Julien Guinot (ECL2018) : Comment améliorer l'apprentissage de la musique par les IA
Julien Guinot (ECL2018) est doctorant au Centre de formation doctorale en IA et musique (AIM) de la Queen Mary University of London. Ses travaux de recherche qui visent à améliorer l’apprentissage auto-supervisé de la musique par les modèles d’intelligence artificielle, ont retenu l’attention des organisateurs de l'ISMIR 2024, parmi les plus grands forums pour les universitaires, les chercheurs, les praticiens et les participants de l'industrie dans le domaine de la recherche en informatique et musique (Music Information Retrieval). Avant de faire le voyage à San Francisco en novembre prochain pour présenter ses recherches, Julien a accepté de répondre à nos questions.
Technica : Bonjour Julien. A observer ton parcours, il semble que la musique donne le La de la majorité de tes activités, y compris pendant ta scolarité à l’ECL. A quel moment, as-tu commencé à envisager d’y consacrer la suite de tes études et pourquoi pas ta future carrière professionnelle ?
Il m’a été évident assez rapidement a travers a la fois mes expériences musicales a l’ECL (Décibels, Commuz’...) et mes stages que je serais beaucoup plus épanoui dans ma carrière si celle-ci était liée à ma passion. J’ai donc su très vite qu’une composante musicale guiderait mes choix professionnels. Quant à lier l’intelligence artificielle et la musique, l’idée est apparue pendant le premier confinement et s’est confirmée pendant mon TFE chez Groover - expérience qui m’a orienté vers ma trajectoire actuelle.
Technica : Le choix de poursuivre ta formation sur une thèse était-il une évidence pour toi ? Qu’est-ce qui a motivé ta décision ?
Au contraire, j’étais indécis jusqu'à quelques mois après la fin de mes études a l’ECL. D’une part parce que je ne savais pas si la recherche serait un mode de travail qui me correspondrait et de l’autre, parce que les seuls sujets de recherche pouvant porter sur la musique dont j’avais connaissance étaient en acoustique – sujet qui ne m’intéressait plus à ce stade. C’est pendant mon TFE que j’ai lu les premiers articles scientifiques de la communauté ISMIR (articles liant IA et musique). L'absence de sujet de recherche incorporant la musique restait un frein. Une fois cette barrière disparue, le chemin s’est ouvert et j’ai entamé mes recherches pour trouver un sujet et un groupe de recherche tout en travaillant en tant que data scientist freelance pour Believe.
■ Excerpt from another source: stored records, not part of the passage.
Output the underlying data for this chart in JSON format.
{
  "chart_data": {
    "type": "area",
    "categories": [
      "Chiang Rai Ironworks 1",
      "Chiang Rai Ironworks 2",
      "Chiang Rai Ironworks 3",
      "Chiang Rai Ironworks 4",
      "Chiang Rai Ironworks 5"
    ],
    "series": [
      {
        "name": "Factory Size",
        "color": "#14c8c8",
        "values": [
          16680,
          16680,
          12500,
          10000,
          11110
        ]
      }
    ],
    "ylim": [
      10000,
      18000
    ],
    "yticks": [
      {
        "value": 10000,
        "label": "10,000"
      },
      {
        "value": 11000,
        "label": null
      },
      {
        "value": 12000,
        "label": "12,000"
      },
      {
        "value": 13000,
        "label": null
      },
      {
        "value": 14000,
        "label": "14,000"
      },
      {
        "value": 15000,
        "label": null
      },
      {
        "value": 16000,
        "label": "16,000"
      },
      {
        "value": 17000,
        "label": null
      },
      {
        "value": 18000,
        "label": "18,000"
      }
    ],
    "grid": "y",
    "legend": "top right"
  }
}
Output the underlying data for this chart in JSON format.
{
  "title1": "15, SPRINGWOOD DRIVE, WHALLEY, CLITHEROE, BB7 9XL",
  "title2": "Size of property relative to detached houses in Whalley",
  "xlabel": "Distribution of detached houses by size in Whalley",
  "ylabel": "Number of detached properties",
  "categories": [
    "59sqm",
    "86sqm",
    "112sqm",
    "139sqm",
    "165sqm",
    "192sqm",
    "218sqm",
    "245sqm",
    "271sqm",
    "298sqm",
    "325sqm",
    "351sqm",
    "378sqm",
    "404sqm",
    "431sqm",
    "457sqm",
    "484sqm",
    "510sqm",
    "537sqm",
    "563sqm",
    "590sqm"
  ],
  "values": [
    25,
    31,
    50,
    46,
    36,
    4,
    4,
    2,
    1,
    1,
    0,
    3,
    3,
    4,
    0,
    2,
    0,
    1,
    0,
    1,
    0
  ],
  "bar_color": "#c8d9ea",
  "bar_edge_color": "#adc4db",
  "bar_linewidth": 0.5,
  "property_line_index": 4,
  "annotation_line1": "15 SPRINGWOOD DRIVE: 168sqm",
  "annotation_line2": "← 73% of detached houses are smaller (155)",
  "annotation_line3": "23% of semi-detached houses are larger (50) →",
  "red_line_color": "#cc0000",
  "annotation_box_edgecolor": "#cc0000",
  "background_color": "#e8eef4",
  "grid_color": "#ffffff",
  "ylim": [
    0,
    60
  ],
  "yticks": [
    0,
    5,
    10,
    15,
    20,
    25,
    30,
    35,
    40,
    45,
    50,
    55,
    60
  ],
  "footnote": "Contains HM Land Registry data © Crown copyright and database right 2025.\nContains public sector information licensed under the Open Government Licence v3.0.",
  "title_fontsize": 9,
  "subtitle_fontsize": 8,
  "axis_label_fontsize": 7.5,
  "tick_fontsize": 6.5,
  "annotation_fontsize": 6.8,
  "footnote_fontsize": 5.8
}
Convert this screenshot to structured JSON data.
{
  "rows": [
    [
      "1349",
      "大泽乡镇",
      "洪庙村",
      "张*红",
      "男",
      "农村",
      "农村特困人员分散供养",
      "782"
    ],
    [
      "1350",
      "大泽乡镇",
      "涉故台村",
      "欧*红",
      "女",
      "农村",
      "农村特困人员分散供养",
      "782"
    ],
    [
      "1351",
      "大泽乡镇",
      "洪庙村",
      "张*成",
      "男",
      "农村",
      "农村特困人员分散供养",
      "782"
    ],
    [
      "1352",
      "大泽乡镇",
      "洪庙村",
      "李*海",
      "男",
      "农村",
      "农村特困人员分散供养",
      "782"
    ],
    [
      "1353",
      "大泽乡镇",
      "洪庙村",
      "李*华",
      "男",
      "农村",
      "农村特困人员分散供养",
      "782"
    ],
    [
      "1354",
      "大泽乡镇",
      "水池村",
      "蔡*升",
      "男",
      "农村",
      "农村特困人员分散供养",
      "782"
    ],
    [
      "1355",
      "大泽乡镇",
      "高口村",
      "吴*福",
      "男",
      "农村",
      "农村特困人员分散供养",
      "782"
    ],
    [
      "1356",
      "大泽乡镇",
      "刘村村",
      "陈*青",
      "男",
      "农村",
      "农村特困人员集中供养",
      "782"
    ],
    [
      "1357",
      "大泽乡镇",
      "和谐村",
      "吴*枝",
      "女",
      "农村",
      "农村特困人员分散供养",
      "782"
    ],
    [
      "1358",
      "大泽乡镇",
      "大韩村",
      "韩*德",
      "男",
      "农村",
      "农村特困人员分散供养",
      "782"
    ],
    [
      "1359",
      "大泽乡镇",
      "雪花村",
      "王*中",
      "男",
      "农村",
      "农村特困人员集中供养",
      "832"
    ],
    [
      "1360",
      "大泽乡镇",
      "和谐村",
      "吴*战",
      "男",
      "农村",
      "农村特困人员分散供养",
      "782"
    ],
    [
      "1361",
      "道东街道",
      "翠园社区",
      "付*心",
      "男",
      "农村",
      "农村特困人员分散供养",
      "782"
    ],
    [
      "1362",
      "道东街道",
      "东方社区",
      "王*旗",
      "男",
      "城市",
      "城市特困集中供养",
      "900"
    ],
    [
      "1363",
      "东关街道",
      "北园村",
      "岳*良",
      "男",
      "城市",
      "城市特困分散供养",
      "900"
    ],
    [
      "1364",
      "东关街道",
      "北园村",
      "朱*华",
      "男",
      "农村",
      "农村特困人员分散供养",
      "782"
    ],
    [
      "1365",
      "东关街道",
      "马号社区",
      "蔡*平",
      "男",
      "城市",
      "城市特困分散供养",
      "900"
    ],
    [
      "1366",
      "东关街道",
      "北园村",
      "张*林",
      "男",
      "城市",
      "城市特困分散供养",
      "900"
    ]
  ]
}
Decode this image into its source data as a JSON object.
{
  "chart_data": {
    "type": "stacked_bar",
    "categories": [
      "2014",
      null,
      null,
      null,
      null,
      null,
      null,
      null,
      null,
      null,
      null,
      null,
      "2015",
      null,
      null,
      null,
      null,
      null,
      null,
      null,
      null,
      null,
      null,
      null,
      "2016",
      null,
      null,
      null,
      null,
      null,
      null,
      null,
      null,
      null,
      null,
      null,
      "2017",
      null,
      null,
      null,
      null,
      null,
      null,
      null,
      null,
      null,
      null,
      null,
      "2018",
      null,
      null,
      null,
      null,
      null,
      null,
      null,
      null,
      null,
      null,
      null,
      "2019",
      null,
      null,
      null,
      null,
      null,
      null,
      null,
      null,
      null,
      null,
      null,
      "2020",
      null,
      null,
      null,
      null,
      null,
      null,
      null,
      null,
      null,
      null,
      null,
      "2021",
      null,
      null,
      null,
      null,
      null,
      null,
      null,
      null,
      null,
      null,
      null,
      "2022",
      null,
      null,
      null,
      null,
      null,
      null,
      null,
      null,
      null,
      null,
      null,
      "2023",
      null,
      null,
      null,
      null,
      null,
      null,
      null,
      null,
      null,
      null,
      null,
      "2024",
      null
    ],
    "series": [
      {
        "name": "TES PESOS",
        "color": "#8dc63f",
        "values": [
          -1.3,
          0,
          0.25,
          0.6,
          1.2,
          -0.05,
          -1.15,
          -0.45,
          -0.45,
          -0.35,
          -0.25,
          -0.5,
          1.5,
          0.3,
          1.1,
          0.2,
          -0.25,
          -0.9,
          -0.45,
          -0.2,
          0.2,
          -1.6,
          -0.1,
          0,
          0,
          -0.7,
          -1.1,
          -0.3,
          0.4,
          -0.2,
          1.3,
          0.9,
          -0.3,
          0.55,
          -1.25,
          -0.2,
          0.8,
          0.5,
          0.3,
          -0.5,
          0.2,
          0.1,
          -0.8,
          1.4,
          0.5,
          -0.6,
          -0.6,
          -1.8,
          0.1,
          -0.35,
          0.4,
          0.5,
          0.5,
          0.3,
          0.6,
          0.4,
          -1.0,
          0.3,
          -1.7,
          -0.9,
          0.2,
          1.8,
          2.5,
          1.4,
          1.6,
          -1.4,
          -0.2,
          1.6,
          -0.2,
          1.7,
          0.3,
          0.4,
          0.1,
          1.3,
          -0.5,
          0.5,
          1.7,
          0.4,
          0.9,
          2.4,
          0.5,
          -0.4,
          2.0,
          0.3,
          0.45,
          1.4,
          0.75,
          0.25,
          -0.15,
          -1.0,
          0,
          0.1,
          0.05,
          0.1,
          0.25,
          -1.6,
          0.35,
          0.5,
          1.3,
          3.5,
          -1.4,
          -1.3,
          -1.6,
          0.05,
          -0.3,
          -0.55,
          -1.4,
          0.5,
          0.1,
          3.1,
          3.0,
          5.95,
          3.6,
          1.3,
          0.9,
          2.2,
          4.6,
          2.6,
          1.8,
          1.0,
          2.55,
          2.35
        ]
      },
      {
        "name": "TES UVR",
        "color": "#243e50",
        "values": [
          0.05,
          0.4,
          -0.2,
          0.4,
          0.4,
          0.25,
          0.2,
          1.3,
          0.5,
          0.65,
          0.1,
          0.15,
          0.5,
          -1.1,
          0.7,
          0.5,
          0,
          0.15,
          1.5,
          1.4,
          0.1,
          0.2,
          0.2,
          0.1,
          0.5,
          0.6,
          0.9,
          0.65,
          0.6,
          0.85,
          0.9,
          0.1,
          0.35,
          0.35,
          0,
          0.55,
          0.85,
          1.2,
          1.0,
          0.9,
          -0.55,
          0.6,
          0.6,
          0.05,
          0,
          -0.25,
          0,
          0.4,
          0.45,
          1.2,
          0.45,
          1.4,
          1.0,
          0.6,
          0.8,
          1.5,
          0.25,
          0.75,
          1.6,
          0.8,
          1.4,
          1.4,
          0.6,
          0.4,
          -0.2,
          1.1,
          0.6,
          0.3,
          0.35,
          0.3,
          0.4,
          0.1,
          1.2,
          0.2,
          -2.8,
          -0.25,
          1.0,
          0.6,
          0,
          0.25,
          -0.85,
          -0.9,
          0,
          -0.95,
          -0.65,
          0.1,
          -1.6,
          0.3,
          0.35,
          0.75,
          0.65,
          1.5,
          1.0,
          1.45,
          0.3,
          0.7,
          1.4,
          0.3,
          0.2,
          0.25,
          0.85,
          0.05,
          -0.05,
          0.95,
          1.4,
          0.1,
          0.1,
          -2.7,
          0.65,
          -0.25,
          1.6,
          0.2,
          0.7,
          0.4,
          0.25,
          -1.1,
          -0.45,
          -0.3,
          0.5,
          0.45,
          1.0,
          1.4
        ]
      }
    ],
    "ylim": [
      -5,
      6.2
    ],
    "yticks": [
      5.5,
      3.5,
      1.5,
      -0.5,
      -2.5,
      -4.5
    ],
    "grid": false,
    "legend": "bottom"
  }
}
Technica : Peux-tu nous présenter le sujet de ta thèse ?
Pour résumer, ma thèse s’intéresse aux représentations de la musique qu’apprennent les modèles d’IA: lorsqu'un modèle d’IA apprend à effectuer une tâche musicale, il internalise une représentation numérique de la musique qui est encore relativement opaque aujourd'hui. Les questions que pose ma recherche sont : comment incorporer de nouvelles stratégies d’apprentissage et de connaissances du domaine de la musique dans l'entraînement peut-il rendre ces représentations plus interprétables et adaptées aux interactions humaines? Quels nouveaux mécanismes d'interaction peut-on créer pour mieux utiliser ces représentations?
Technica : Peux-tu nous expliquer ta méthode dite « Semi-Supervised Contrastive Learning » ?
Le semi-supervised contrastive learning est une nouvelle méthode que je propose dans mon premier article qui est un outil pour construire des représentations plus musicalement informées. Avec cette méthode, en injectant une quantité minimale de données annotées (supervised contrastive learning), on peut guider les représentations acquises avec le self-supervised contrastive learning vers des représentations contenant de manière explicite l’information présente dans les données annotées.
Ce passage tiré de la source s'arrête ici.